The chapter about her was the first that Stef drafted, even though it was to be placed halfway through the book. It was the one she felt most personally committed to and she wanted to do her best for Nancy. Catherine, her editor, had also made clear that while all Stef’s subjects would offer important revelations, Nancy’s was possibly the most poignant. The actual suppression of a woman’s scientific research was an invidious injustice only trumped, in Catherine’s view, by the experience of Rosalind Franklin in the early 1950s. Franklin’s X-ray photographs of DNA, the result of long hours of skilled and careful work, had been borrowed without her permission and employed without sufficient acknowledgement by a trio of men who, after her early death, went on to win the Nobel Prize for determining the structure of DNA. Not only had their findings depended on her work, but one of the men, James Watson, subsequently published a bestselling book that boasted of his success and disparaged Franklin and her work.
One by one, Stef went through her questions, testing West’s memories of every aspect of the traumatic episode that, ended Nancy’s career as a researcher. His weakness, she quickly discovered, was that he responded well to being buttered up.She asked about his own meticulous work with grasshoppers, the impressive doctoral thesis that had underpinned his subsequent move to Boston.
‘Nancy remembers the brilliance of your work,’ she said, ‘how privileged she felt when you explained it to her. It must have been amazing, the two of you working in the same lab at that time on your individual projects.’ She could see him puffing up his chest at the compliments. ‘And I believe Nancy was very helpful to you.’
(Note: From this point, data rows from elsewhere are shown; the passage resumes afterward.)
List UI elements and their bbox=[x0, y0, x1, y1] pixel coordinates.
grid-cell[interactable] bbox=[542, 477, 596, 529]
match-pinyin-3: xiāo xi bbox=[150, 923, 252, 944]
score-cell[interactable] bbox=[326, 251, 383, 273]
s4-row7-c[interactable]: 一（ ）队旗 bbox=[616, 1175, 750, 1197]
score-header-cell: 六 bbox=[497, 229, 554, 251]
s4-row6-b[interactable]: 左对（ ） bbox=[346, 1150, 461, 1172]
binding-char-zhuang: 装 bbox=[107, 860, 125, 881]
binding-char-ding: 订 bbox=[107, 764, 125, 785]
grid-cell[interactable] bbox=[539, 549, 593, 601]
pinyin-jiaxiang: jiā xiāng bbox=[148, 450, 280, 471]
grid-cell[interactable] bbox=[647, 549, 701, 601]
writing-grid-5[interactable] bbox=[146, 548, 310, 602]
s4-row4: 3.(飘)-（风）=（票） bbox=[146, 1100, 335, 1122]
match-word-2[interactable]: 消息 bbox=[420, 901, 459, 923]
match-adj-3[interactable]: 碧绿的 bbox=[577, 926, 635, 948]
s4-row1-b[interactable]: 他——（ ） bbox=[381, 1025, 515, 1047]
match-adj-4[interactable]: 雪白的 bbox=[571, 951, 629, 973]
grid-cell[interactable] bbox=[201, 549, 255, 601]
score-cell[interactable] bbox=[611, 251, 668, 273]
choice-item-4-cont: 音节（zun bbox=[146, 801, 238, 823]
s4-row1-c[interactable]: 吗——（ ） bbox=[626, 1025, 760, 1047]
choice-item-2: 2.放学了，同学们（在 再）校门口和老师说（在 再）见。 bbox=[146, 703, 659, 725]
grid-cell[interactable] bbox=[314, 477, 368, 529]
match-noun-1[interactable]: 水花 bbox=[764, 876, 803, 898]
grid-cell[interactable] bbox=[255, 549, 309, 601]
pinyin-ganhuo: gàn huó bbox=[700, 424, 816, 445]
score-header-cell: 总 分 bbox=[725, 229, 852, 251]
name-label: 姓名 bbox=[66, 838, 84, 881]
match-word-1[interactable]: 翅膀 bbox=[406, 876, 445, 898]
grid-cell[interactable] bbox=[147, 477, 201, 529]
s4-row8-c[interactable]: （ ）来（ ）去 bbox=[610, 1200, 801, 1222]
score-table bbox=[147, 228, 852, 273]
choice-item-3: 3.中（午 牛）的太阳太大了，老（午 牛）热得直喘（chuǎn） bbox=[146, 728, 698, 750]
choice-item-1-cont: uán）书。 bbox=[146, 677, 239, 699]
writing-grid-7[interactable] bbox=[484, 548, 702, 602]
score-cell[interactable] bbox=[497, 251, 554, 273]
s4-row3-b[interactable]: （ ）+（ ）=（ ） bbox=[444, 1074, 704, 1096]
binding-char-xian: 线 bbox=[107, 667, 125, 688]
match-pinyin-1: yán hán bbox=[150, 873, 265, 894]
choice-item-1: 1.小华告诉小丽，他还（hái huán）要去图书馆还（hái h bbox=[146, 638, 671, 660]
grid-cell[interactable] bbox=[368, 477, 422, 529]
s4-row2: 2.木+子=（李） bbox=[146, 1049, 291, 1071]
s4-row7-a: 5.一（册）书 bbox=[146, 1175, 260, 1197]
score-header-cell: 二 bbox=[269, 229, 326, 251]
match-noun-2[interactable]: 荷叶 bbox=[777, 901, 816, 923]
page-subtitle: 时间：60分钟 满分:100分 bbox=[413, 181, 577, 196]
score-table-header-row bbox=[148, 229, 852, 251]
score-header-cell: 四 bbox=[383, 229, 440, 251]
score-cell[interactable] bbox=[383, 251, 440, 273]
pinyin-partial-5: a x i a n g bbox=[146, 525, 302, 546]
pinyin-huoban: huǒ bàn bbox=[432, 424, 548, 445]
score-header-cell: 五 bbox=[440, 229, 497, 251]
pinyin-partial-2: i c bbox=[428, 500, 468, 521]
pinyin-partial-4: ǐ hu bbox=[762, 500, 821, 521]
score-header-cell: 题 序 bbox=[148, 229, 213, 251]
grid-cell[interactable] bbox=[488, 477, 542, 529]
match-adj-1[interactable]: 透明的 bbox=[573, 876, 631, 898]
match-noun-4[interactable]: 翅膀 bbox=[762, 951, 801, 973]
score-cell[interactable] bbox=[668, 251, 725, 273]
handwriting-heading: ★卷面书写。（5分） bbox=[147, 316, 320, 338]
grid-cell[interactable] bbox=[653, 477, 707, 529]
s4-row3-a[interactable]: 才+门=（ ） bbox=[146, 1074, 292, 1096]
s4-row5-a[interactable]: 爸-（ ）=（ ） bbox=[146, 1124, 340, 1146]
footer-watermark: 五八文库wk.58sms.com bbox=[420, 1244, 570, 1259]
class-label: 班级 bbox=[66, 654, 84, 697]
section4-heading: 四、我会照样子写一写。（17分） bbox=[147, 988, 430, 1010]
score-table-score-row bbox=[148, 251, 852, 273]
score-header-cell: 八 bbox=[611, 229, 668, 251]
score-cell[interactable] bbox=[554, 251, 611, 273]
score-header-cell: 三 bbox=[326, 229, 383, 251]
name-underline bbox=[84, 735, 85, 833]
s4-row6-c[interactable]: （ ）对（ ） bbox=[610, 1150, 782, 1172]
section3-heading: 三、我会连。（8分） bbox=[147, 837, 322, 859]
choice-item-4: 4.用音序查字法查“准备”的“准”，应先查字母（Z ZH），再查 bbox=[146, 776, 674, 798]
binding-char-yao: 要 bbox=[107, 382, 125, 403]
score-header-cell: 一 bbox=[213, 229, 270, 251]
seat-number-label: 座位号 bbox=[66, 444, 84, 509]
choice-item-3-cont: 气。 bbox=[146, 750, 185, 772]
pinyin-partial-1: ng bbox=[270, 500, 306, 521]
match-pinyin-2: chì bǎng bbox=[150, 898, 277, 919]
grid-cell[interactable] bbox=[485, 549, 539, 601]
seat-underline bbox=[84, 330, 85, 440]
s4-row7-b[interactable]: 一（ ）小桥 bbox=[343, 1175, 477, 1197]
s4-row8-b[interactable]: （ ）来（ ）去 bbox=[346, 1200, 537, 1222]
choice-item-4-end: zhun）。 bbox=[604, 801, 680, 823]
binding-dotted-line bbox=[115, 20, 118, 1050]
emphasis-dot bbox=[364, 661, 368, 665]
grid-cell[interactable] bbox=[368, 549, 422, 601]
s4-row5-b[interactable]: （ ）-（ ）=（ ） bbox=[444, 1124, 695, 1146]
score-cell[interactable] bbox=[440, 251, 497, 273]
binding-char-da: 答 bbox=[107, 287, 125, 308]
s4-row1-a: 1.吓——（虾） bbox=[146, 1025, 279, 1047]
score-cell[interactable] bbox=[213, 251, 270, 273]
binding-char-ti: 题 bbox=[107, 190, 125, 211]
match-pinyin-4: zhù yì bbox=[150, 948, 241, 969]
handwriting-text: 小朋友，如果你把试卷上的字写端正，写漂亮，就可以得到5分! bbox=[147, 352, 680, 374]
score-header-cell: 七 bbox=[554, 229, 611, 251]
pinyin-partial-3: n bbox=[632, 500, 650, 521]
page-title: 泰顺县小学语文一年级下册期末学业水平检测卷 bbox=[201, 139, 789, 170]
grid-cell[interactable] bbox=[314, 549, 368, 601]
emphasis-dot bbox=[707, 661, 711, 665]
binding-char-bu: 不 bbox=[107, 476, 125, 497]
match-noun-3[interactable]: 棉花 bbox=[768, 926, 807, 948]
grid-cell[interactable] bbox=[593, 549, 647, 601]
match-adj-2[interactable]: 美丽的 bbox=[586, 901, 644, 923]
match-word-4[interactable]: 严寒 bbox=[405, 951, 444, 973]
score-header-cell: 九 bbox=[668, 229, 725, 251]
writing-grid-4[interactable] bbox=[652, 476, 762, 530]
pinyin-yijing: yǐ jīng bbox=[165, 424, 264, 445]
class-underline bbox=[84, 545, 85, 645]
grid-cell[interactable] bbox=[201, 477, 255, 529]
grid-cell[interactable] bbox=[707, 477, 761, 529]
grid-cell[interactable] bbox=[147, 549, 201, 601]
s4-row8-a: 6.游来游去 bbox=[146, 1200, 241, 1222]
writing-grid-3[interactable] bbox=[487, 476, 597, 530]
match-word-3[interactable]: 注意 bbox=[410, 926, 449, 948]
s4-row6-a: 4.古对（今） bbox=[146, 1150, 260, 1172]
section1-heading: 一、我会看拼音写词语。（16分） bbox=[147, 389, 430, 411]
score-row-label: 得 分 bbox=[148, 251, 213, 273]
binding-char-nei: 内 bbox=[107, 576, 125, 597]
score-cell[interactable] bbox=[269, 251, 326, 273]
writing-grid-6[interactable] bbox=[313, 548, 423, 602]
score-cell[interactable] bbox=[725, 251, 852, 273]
‘She was indeed a marvellous sounding board for my ideas and made one or two very pertinent suggestions.’ While he was too cunning to admit the full extent of Nancy’s support and advice, he was generous enough in his replies. After all, given the great heights he’d reached in his career, what had he to lose?
He corroborated Nancy’s memories of being bullied in the ICP lab, had himself heard her colleagues’ derogatory comments about her in the chauvinist atmosphere of the scientists’ common room: that she was ‘stuck up’, ‘too brisk and mannish’.
‘And what did you do when you heard these insults?’ Stef murmured and watched his gaze slide away.
‘These men were confounded cads and naturally I… I asked them to pipe down.’